El pianista
Mi compañero de página, y sin embargo amigo, Ricardo Cantalapiedra escribía el otro día en este periódico uno de los más bellos obituarios que recuerdo haber leído, Espérame en el cielo lo titulaba, como el bolero, y se lo dedicaba a César Martínez, el viejo pianista del Avión, que acababa de morir prácticamente solo en la residencia de ancianos en que vivía tras una vida entera dedicada a amenizar con su piano las noches de Madrid y, significativarnente, tan sólo días después de que cerrara precisamente el club en el que había tocado noche tras noche durante los últimos 30 años de su vida.Yo apenas lo conocí. Recuerdo haber caído alguna vez por el Avión, hace ya muchos años, cuando llegué a Madrid, pero recuerdo su silueta solitaria y callada sentada ante el piano y envuelta por el humo del cigarro que siempre tenía en los labios, con esa fuerza extraña que solamente tienen las imágenes que, sin saber muy bien por qué, pasaron a formar parte de nuestra propia vida. Porque no necesariamente la cosas o las personas que más cerca tenemos de nosotros son los que más huella dejan en nuestra alma; a veces es lo efímero, lo que apenas sentimos, o conocemos, o amamos, lo que se prende con más fuerza en nuestra memoría y lo que nos acompaña mientras vivimos. Por eso, el otro día, cuando lo he vuelto a ver, mirando hacia la cámara y de espaldas al piano ante el que el viejo César seguirá siempre sentado mientras exista esa fotografía, he sentido una extraña nostalgia; extraña porque no me corresponde y porque no debería sentirla. Al fin y al cabo, César no fue mi amigo.

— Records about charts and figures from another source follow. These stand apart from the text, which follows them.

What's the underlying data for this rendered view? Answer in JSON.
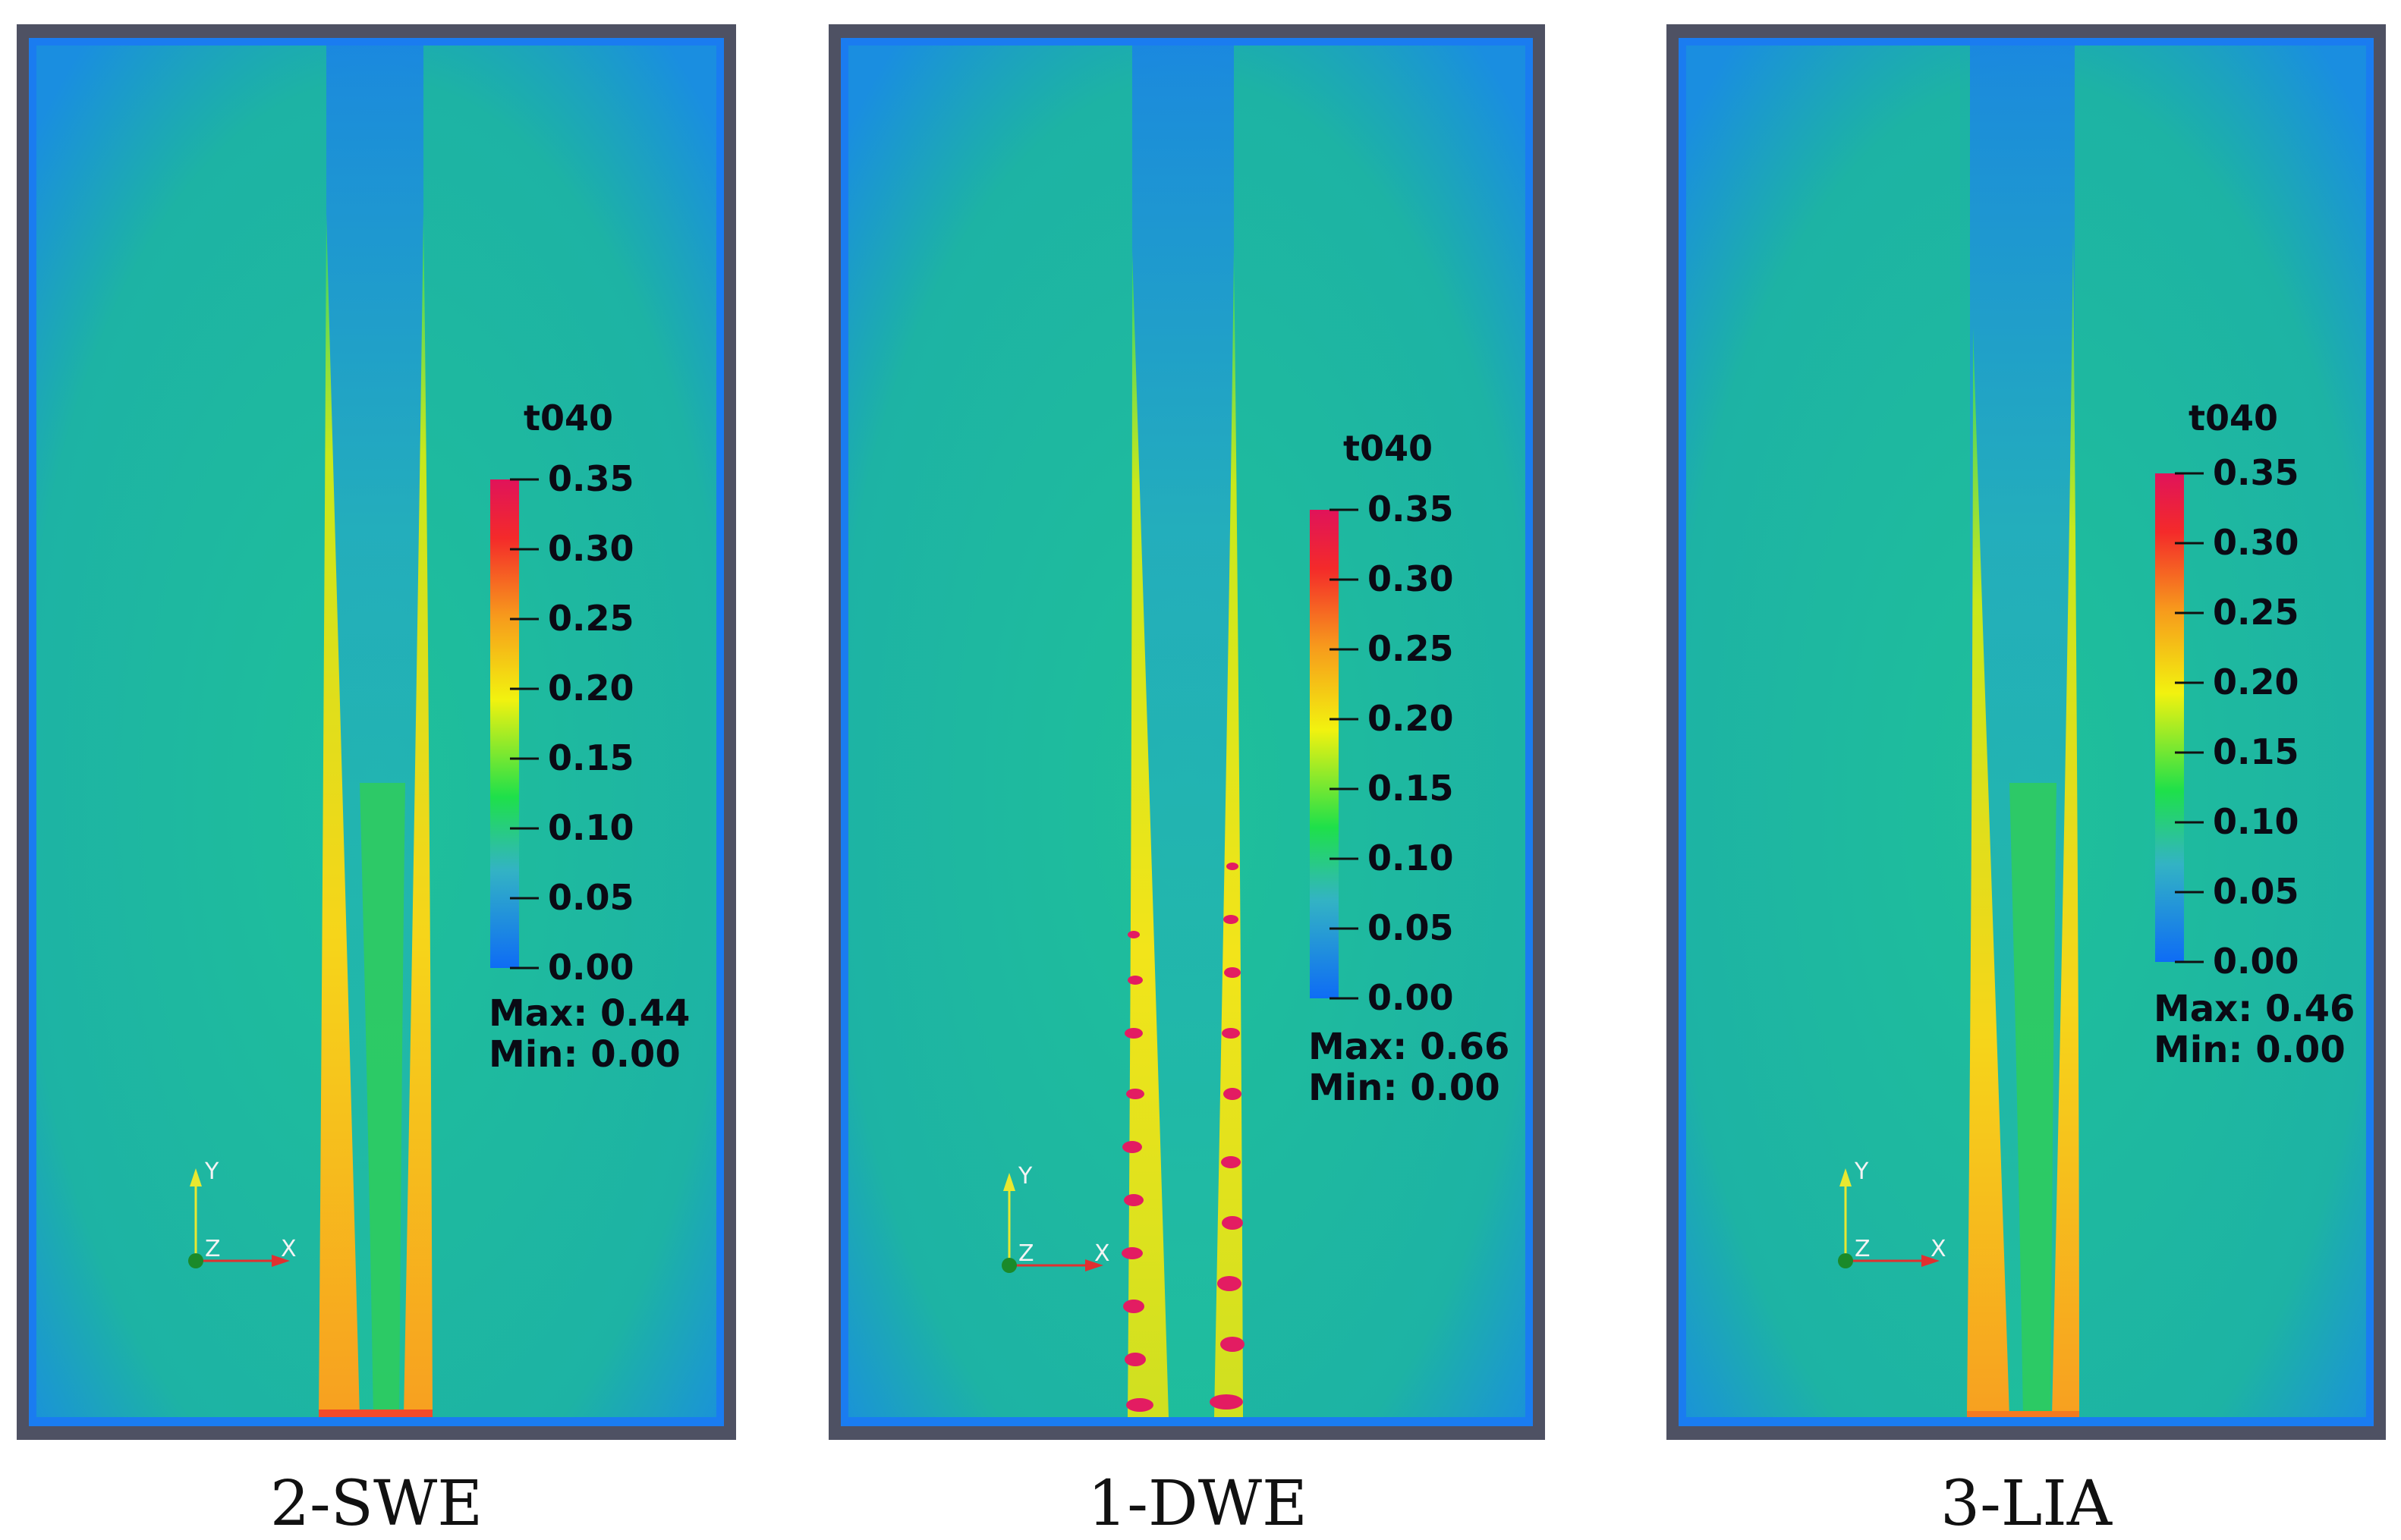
{
  "panels": [
    {
      "caption": "2-SWE",
      "colorbar": {
        "title": "t040",
        "ticks": [
          "0.35",
          "0.30",
          "0.25",
          "0.20",
          "0.15",
          "0.10",
          "0.05",
          "0.00"
        ],
        "max_label": "Max: 0.44",
        "min_label": "Min: 0.00"
      },
      "axes": {
        "y": "Y",
        "z": "Z",
        "x": "X"
      }
    },
    {
      "caption": "1-DWE",
      "colorbar": {
        "title": "t040",
        "ticks": [
          "0.35",
          "0.30",
          "0.25",
          "0.20",
          "0.15",
          "0.10",
          "0.05",
          "0.00"
        ],
        "max_label": "Max: 0.66",
        "min_label": "Min: 0.00"
      },
      "axes": {
        "y": "Y",
        "z": "Z",
        "x": "X"
      }
    },
    {
      "caption": "3-LIA",
      "colorbar": {
        "title": "t040",
        "ticks": [
          "0.35",
          "0.30",
          "0.25",
          "0.20",
          "0.15",
          "0.10",
          "0.05",
          "0.00"
        ],
        "max_label": "Max: 0.46",
        "min_label": "Min: 0.00"
      },
      "axes": {
        "y": "Y",
        "z": "Z",
        "x": "X"
      }
    }
  ],
  "colors": {
    "frame": "#4e5163",
    "background": "#1fc09a",
    "edge": "#1a7cf0",
    "jet_low": "#22b7b0",
    "wake_core": "#30cc55",
    "colormap": [
      "#0e6cf5",
      "#33b3c4",
      "#1ee04a",
      "#f2f20f",
      "#f79a1c",
      "#f42a2a",
      "#e0135a"
    ]
  }
}
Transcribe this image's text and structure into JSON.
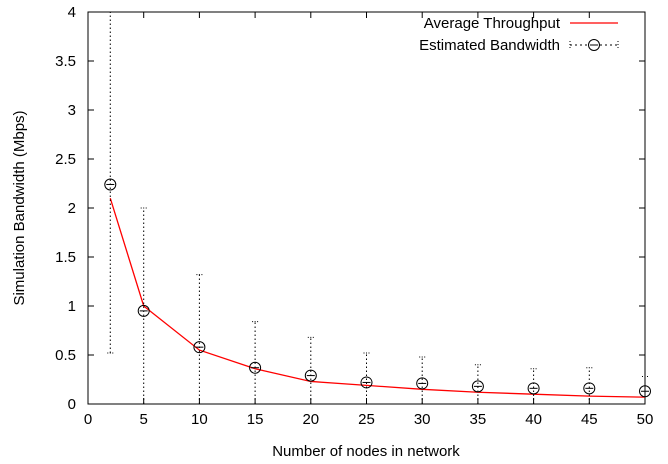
{
  "chart_data": {
    "type": "line",
    "xlabel": "Number of nodes in network",
    "ylabel": "Simulation Bandwidth (Mbps)",
    "xlim": [
      0,
      50
    ],
    "ylim": [
      0,
      4
    ],
    "xticks": [
      0,
      5,
      10,
      15,
      20,
      25,
      30,
      35,
      40,
      45,
      50
    ],
    "yticks": [
      0,
      0.5,
      1,
      1.5,
      2,
      2.5,
      3,
      3.5,
      4
    ],
    "xtick_labels": [
      "0",
      "5",
      "10",
      "15",
      "20",
      "25",
      "30",
      "35",
      "40",
      "45",
      "50"
    ],
    "ytick_labels": [
      "0",
      "0.5",
      "1",
      "1.5",
      "2",
      "2.5",
      "3",
      "3.5",
      "4"
    ],
    "legend_position": "top-right",
    "grid": false,
    "series": [
      {
        "name": "Average Throughput",
        "style": "line",
        "color": "#ff0000",
        "x": [
          2,
          5,
          10,
          15,
          20,
          25,
          30,
          35,
          40,
          45,
          50
        ],
        "y": [
          2.1,
          1.0,
          0.55,
          0.36,
          0.23,
          0.19,
          0.15,
          0.12,
          0.1,
          0.08,
          0.07
        ]
      },
      {
        "name": "Estimated Bandwidth",
        "style": "errorbar",
        "color": "#000000",
        "x": [
          2,
          5,
          10,
          15,
          20,
          25,
          30,
          35,
          40,
          45,
          50
        ],
        "y": [
          2.24,
          0.95,
          0.58,
          0.37,
          0.29,
          0.22,
          0.21,
          0.18,
          0.16,
          0.16,
          0.13
        ],
        "y_low": [
          0.52,
          0.0,
          0.0,
          0.0,
          0.0,
          0.0,
          0.0,
          0.0,
          0.0,
          0.0,
          0.0
        ],
        "y_high": [
          4.0,
          2.0,
          1.32,
          0.84,
          0.68,
          0.52,
          0.48,
          0.4,
          0.36,
          0.37,
          0.28
        ]
      }
    ]
  }
}
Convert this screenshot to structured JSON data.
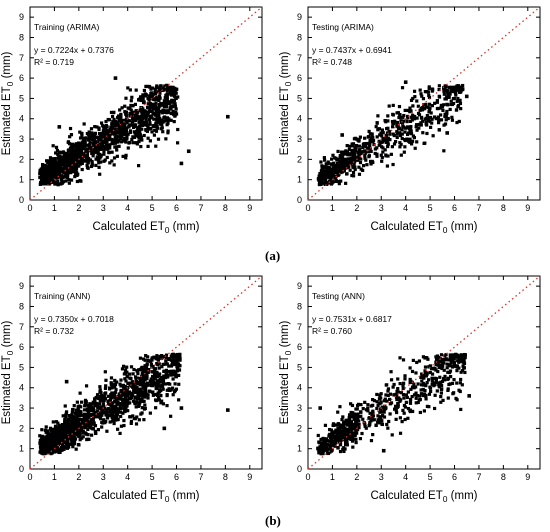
{
  "figure_labels": [
    "(a)",
    "(b)"
  ],
  "chart_data": [
    {
      "type": "scatter",
      "title": "Training (ARIMA)",
      "equation": "y = 0.7224x + 0.7376",
      "r2": "R² = 0.719",
      "xlabel": "Calculated ET",
      "ylabel": "Estimated ET",
      "subscript": "0",
      "unit": " (mm)",
      "xlim": [
        0,
        9.5
      ],
      "ylim": [
        0,
        9.5
      ],
      "xticks": [
        0,
        1,
        2,
        3,
        4,
        5,
        6,
        7,
        8,
        9
      ],
      "yticks": [
        0,
        1,
        2,
        3,
        4,
        5,
        6,
        7,
        8,
        9
      ],
      "grid": false,
      "reference_line": "1:1",
      "regression": {
        "slope": 0.7224,
        "intercept": 0.7376
      },
      "fit_r2": 0.719,
      "outliers": [
        [
          8.1,
          4.1
        ],
        [
          3.5,
          6.0
        ],
        [
          6.5,
          2.4
        ],
        [
          6.2,
          1.8
        ],
        [
          1.2,
          3.6
        ]
      ],
      "x_range": [
        0.35,
        6.2
      ]
    },
    {
      "type": "scatter",
      "title": "Testing (ARIMA)",
      "equation": "y = 0.7437x + 0.6941",
      "r2": "R² = 0.748",
      "xlabel": "Calculated ET",
      "ylabel": "Estimated ET",
      "subscript": "0",
      "unit": " (mm)",
      "xlim": [
        0,
        9.5
      ],
      "ylim": [
        0,
        9.5
      ],
      "xticks": [
        0,
        1,
        2,
        3,
        4,
        5,
        6,
        7,
        8,
        9
      ],
      "yticks": [
        0,
        1,
        2,
        3,
        4,
        5,
        6,
        7,
        8,
        9
      ],
      "grid": false,
      "reference_line": "1:1",
      "regression": {
        "slope": 0.7437,
        "intercept": 0.6941
      },
      "fit_r2": 0.748,
      "outliers": [
        [
          6.5,
          5.1
        ],
        [
          5.7,
          3.3
        ],
        [
          4.0,
          5.8
        ],
        [
          1.4,
          3.2
        ]
      ],
      "x_range": [
        0.4,
        6.5
      ]
    },
    {
      "type": "scatter",
      "title": "Training (ANN)",
      "equation": "y = 0.7350x + 0.7018",
      "r2": "R² = 0.732",
      "xlabel": "Calculated ET",
      "ylabel": "Estimated ET",
      "subscript": "0",
      "unit": " (mm)",
      "xlim": [
        0,
        9.5
      ],
      "ylim": [
        0,
        9.5
      ],
      "xticks": [
        0,
        1,
        2,
        3,
        4,
        5,
        6,
        7,
        8,
        9
      ],
      "yticks": [
        0,
        1,
        2,
        3,
        4,
        5,
        6,
        7,
        8,
        9
      ],
      "grid": false,
      "reference_line": "1:1",
      "regression": {
        "slope": 0.735,
        "intercept": 0.7018
      },
      "fit_r2": 0.732,
      "outliers": [
        [
          8.1,
          2.9
        ],
        [
          6.2,
          3.0
        ],
        [
          5.5,
          2.0
        ],
        [
          1.5,
          4.3
        ]
      ],
      "x_range": [
        0.35,
        6.3
      ]
    },
    {
      "type": "scatter",
      "title": "Testing (ANN)",
      "equation": "y = 0.7531x + 0.6817",
      "r2": "R² = 0.760",
      "xlabel": "Calculated ET",
      "ylabel": "Estimated ET",
      "subscript": "0",
      "unit": " (mm)",
      "xlim": [
        0,
        9.5
      ],
      "ylim": [
        0,
        9.5
      ],
      "xticks": [
        0,
        1,
        2,
        3,
        4,
        5,
        6,
        7,
        8,
        9
      ],
      "yticks": [
        0,
        1,
        2,
        3,
        4,
        5,
        6,
        7,
        8,
        9
      ],
      "grid": false,
      "reference_line": "1:1",
      "regression": {
        "slope": 0.7531,
        "intercept": 0.6817
      },
      "fit_r2": 0.76,
      "outliers": [
        [
          0.5,
          3.0
        ],
        [
          6.6,
          3.6
        ],
        [
          6.4,
          5.2
        ],
        [
          3.1,
          0.9
        ]
      ],
      "x_range": [
        0.4,
        6.6
      ]
    }
  ]
}
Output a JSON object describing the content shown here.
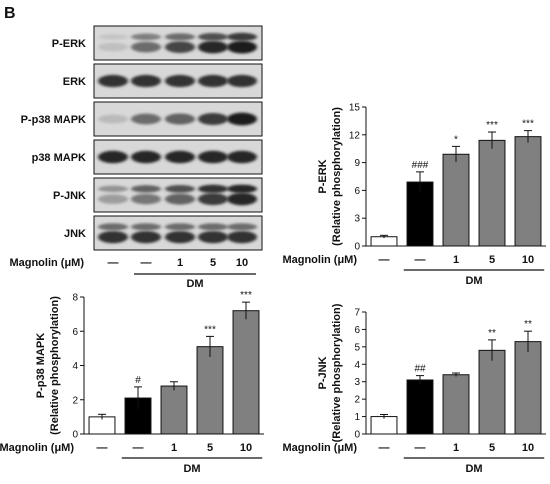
{
  "panel_letter": "B",
  "blot": {
    "rows": [
      {
        "label": "P-ERK",
        "bands": [
          0.12,
          0.55,
          0.75,
          0.9,
          0.95
        ],
        "second": [
          0.1,
          0.45,
          0.55,
          0.7,
          0.8
        ]
      },
      {
        "label": "ERK",
        "bands": [
          0.85,
          0.85,
          0.85,
          0.85,
          0.85
        ],
        "second": [
          0.0,
          0.0,
          0.0,
          0.0,
          0.0
        ]
      },
      {
        "label": "P-p38 MAPK",
        "bands": [
          0.15,
          0.55,
          0.6,
          0.8,
          0.95
        ],
        "second": [
          0.0,
          0.0,
          0.0,
          0.0,
          0.0
        ]
      },
      {
        "label": "p38 MAPK",
        "bands": [
          0.9,
          0.9,
          0.9,
          0.9,
          0.9
        ],
        "second": [
          0.0,
          0.0,
          0.0,
          0.0,
          0.0
        ]
      },
      {
        "label": "P-JNK",
        "bands": [
          0.3,
          0.5,
          0.6,
          0.8,
          0.9
        ],
        "second": [
          0.35,
          0.6,
          0.7,
          0.85,
          0.9
        ]
      },
      {
        "label": "JNK",
        "bands": [
          0.85,
          0.85,
          0.85,
          0.85,
          0.85
        ],
        "second": [
          0.55,
          0.55,
          0.55,
          0.55,
          0.55
        ]
      }
    ],
    "treatment_label": "Magnolin (μM)",
    "lane_labels": [
      "—",
      "—",
      "1",
      "5",
      "10"
    ],
    "group_label": "DM"
  },
  "chart_data": [
    {
      "type": "bar",
      "ylabel_line1": "P-ERK",
      "ylabel_line2": "(Relative phosphorylation)",
      "ylim": [
        0,
        15
      ],
      "yticks": [
        0,
        3,
        6,
        9,
        12,
        15
      ],
      "categories": [
        "—",
        "—",
        "1",
        "5",
        "10"
      ],
      "values": [
        1.0,
        6.9,
        9.9,
        11.4,
        11.8
      ],
      "errors": [
        0.15,
        1.1,
        0.85,
        0.9,
        0.65
      ],
      "annotations": [
        "",
        "###",
        "*",
        "***",
        "***"
      ],
      "bar_colors": [
        "#ffffff",
        "#000000",
        "#808080",
        "#808080",
        "#808080"
      ],
      "xlabel": "Magnolin (μM)",
      "group_label": "DM"
    },
    {
      "type": "bar",
      "ylabel_line1": "P-p38 MAPK",
      "ylabel_line2": "(Relative phosphorylation)",
      "ylim": [
        0,
        8
      ],
      "yticks": [
        0,
        2,
        4,
        6,
        8
      ],
      "categories": [
        "—",
        "—",
        "1",
        "5",
        "10"
      ],
      "values": [
        1.0,
        2.1,
        2.8,
        5.1,
        7.2
      ],
      "errors": [
        0.15,
        0.65,
        0.25,
        0.6,
        0.5
      ],
      "annotations": [
        "",
        "#",
        "",
        "***",
        "***"
      ],
      "bar_colors": [
        "#ffffff",
        "#000000",
        "#808080",
        "#808080",
        "#808080"
      ],
      "xlabel": "Magnolin (μM)",
      "group_label": "DM"
    },
    {
      "type": "bar",
      "ylabel_line1": "P-JNK",
      "ylabel_line2": "(Relative phosphorylation)",
      "ylim": [
        0,
        7
      ],
      "yticks": [
        0,
        1,
        2,
        3,
        4,
        5,
        6,
        7
      ],
      "categories": [
        "—",
        "—",
        "1",
        "5",
        "10"
      ],
      "values": [
        1.0,
        3.1,
        3.4,
        4.8,
        5.3
      ],
      "errors": [
        0.12,
        0.25,
        0.1,
        0.6,
        0.6
      ],
      "annotations": [
        "",
        "##",
        "",
        "**",
        "**"
      ],
      "bar_colors": [
        "#ffffff",
        "#000000",
        "#808080",
        "#808080",
        "#808080"
      ],
      "xlabel": "Magnolin (μM)",
      "group_label": "DM"
    }
  ]
}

Y sin embargo, la siento. Seguramente porque en el viejo César, el pianista del Avión Club, estoy viendo a todos los pianistas, a todos esos músicos silenciosos y anónimos que le pusieron eco a mis sueños y que alegraron o entristecieron mis noches de juventud y que un día hicieron mutis por el foro, sin hacer ruido, sin reverencias, con la elegancia y la discreción con la que vivieron siempre y con la satisfacción callada de quien sabe que ha cumplido su papel. Cada uno de ellos se llevó un jirón de mi vida, me dejó un poco más solo y menos joven y me empujó hacia el presente sin compasión, aunque cuando se fueron ni siquiera me diera cuenta de que con cada pianista que muere se muere Dios.